Close

On Sept. 14, 2018, members of the Frances Beal Society (myself among them) and the Human Development Emancipation and Activism Taskforce staged a demonstration outside the University Downtown Center (UDC). At the time, the UDC was closed to the public early for what was ostensibly a community gala or fundraiser; the irony of such a scenario was made manifest when a student, seeking to enter the UDC to study there, was turned away at the door.

We were there to demand the removal of Laura Bronstein, the dean of the College of Community and Public Affairs (CCPA), who has created a hostile environment for both students of color and all faculty. We also demanded knowledge of where the funds raised at the gala were going, and of where the $1 million in “payments in lieu of taxes” (PILOTs) were going toward. The latter two issues are that of basic transparency that every member of this community has the right to know. Moreover, the Binghamton community should know of, and have control over, its own resources.

We must first clarify what PILOTs are, in this context. As a public university, Binghamton University does not pay local taxes to the city of Binghamton. In lieu of those taxes, it is supposed to pay a sum of money referred to as PILOTs toward community investment. As such, it would make sense for the community at large to decide where this money — the $1 million in PILOT funds — goes.

Ostensibly, this is what is happening with the Town-Gown Advisory Board, which was created after the University tried and failed to impose a $1 million “blue-light call box” initiative whose stated purpose was to make students safer (though its effect would more than likely have been the exacerbation of overpolicing in the city at large), stopped by protests by the Frances Beal Society and its allies. But that is not what is happening.

For one thing, who are the board members? In my research for this column, I could find no answer to such a question. We do not know who the members are, or their associations.

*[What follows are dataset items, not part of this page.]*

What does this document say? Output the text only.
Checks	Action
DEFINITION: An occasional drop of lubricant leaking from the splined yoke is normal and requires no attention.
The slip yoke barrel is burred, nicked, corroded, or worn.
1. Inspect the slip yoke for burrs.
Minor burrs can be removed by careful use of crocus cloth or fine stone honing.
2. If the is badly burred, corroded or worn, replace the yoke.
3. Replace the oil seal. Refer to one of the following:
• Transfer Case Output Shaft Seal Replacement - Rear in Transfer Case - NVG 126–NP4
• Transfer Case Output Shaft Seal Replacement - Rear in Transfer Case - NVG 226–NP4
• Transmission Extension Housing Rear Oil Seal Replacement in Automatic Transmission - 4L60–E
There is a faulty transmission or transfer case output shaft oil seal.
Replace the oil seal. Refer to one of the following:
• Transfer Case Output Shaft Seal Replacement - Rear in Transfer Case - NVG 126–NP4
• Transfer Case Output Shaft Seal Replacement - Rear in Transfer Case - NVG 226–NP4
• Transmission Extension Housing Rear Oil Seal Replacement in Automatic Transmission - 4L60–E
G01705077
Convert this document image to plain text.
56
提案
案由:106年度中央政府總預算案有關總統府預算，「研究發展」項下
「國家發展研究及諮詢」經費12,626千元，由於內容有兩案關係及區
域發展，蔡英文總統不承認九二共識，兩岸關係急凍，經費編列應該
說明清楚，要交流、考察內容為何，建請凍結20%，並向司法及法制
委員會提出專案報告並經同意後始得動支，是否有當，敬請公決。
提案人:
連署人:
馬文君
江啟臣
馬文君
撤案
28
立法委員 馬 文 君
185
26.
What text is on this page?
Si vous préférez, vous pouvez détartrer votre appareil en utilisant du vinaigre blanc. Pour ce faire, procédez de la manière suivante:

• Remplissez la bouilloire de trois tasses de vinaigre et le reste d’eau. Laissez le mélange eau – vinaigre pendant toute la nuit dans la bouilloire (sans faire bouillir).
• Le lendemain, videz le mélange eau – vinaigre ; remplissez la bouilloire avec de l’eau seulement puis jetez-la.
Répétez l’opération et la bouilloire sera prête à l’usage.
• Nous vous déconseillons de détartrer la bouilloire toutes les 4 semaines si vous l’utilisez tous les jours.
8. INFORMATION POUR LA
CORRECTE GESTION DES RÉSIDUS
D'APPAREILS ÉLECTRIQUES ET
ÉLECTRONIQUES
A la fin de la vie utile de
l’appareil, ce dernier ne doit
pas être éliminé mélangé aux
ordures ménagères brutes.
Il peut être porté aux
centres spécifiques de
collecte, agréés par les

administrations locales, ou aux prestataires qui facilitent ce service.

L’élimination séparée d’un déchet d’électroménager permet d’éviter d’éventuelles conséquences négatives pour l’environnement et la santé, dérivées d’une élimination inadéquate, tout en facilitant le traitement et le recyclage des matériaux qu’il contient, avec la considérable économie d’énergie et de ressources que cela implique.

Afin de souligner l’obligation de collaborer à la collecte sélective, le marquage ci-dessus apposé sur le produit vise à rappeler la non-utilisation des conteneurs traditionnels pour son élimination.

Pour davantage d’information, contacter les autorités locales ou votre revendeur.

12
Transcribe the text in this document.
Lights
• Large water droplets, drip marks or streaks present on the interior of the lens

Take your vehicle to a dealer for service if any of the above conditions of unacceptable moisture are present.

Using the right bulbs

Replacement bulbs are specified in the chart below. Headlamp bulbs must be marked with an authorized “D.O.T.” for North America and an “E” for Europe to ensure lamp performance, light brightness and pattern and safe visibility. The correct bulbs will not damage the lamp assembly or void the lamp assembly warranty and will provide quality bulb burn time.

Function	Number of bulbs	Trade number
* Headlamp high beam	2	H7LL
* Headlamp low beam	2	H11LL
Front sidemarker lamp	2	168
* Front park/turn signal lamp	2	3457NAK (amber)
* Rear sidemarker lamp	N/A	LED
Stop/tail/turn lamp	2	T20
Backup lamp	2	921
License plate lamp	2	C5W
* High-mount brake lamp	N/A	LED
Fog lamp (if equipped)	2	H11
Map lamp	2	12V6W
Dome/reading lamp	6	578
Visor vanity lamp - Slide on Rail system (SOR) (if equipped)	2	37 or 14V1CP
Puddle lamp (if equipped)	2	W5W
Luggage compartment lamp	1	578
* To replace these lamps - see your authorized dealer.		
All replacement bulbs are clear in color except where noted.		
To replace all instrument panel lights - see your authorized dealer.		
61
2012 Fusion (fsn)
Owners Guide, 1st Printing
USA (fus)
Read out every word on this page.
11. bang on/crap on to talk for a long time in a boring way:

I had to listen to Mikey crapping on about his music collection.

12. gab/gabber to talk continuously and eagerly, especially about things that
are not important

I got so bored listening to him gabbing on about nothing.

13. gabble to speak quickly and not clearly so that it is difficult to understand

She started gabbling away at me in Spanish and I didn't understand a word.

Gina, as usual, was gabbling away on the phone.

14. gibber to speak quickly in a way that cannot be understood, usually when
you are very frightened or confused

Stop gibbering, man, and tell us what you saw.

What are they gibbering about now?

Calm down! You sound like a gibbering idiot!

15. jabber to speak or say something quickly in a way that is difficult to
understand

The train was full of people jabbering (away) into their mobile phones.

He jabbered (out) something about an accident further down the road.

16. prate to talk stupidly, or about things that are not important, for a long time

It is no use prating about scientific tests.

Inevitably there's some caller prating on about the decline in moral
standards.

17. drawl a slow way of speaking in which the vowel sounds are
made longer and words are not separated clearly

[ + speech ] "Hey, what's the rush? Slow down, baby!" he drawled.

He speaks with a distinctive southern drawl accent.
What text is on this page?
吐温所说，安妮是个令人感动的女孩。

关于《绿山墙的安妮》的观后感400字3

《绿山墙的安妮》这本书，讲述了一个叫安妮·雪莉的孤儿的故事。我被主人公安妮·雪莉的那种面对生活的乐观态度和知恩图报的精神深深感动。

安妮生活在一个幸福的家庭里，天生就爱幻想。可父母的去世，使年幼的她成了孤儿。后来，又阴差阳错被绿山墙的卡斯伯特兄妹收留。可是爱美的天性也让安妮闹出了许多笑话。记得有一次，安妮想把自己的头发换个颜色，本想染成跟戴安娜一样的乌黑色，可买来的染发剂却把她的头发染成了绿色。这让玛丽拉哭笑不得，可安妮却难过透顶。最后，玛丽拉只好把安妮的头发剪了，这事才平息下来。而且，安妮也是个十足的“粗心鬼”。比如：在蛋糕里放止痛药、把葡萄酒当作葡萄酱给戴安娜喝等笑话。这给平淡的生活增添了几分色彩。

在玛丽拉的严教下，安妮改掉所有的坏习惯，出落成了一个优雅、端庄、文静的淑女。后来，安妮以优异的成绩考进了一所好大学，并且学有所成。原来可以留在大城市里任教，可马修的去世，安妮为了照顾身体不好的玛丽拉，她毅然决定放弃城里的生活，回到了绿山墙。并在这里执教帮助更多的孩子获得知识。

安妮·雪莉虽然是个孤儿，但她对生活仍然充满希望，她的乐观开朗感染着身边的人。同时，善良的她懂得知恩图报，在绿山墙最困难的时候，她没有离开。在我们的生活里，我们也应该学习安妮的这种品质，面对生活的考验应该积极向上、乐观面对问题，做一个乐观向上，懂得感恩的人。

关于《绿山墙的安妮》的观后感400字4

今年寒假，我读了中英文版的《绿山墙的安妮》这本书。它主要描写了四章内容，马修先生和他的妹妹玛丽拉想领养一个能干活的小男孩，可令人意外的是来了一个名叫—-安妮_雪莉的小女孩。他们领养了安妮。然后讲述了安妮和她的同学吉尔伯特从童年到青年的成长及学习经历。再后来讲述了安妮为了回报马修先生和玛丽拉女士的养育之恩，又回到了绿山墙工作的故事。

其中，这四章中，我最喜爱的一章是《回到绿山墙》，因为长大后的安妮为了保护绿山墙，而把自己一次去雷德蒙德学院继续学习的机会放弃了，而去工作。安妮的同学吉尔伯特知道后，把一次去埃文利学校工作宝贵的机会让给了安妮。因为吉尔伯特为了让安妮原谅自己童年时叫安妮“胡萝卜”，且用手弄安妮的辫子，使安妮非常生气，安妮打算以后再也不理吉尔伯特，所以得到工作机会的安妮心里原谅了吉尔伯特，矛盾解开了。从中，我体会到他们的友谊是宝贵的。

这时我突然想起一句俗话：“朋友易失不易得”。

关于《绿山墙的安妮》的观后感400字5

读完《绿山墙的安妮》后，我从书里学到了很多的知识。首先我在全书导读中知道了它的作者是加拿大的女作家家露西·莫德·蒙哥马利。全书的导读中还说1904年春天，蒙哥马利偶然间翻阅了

We do not know whether the board is composed more of community organizations or more of businesses and real estate developers. Why should the University keep this from us, if it wants this to be a transparent process?

Furthermore, the Town-Gown Advisory Board is just — advisory. The University has no obligation to pursue and fund any proposal it agrees on, if it makes proposals at all. The board, in its most recent meeting, had only proposed $85,000 worth of the $1 million in PILOTs. To put that in scale, that’s only 8.5 percent of the total sum. We simply do not know what the other 91.5 percent of the money is going toward. This is completely and utterly unacceptable.

It is apparent that the University has both a transparency problem and a problem with the Binghamton community, problems they aren’t currently interested in solving. Thirteen days after the gala, we still do not know what specific initiatives are being funded with the money raised there. And the Town-Gown Advisory Board seems to be little more than a diversion. To solve these problems, we must involve the greater community of Binghamton proper.

To that end, the University should do the following: It should hold at least three town halls and invite community organizations that make a tangible difference for the better in the lives of the people of this community, and work for the many, not the few. The first would be an open discussion of ideas regarding where the PILOTs may go. The second would narrow down those ideas. And the third would consist of a supermajority vote deciding which ideas are funded, and how to allocate those funds. These town halls would exist to make the idea of community control over community resources manifest. It would certainly be about time.

Jacob Hanna is a junior majoring in economics.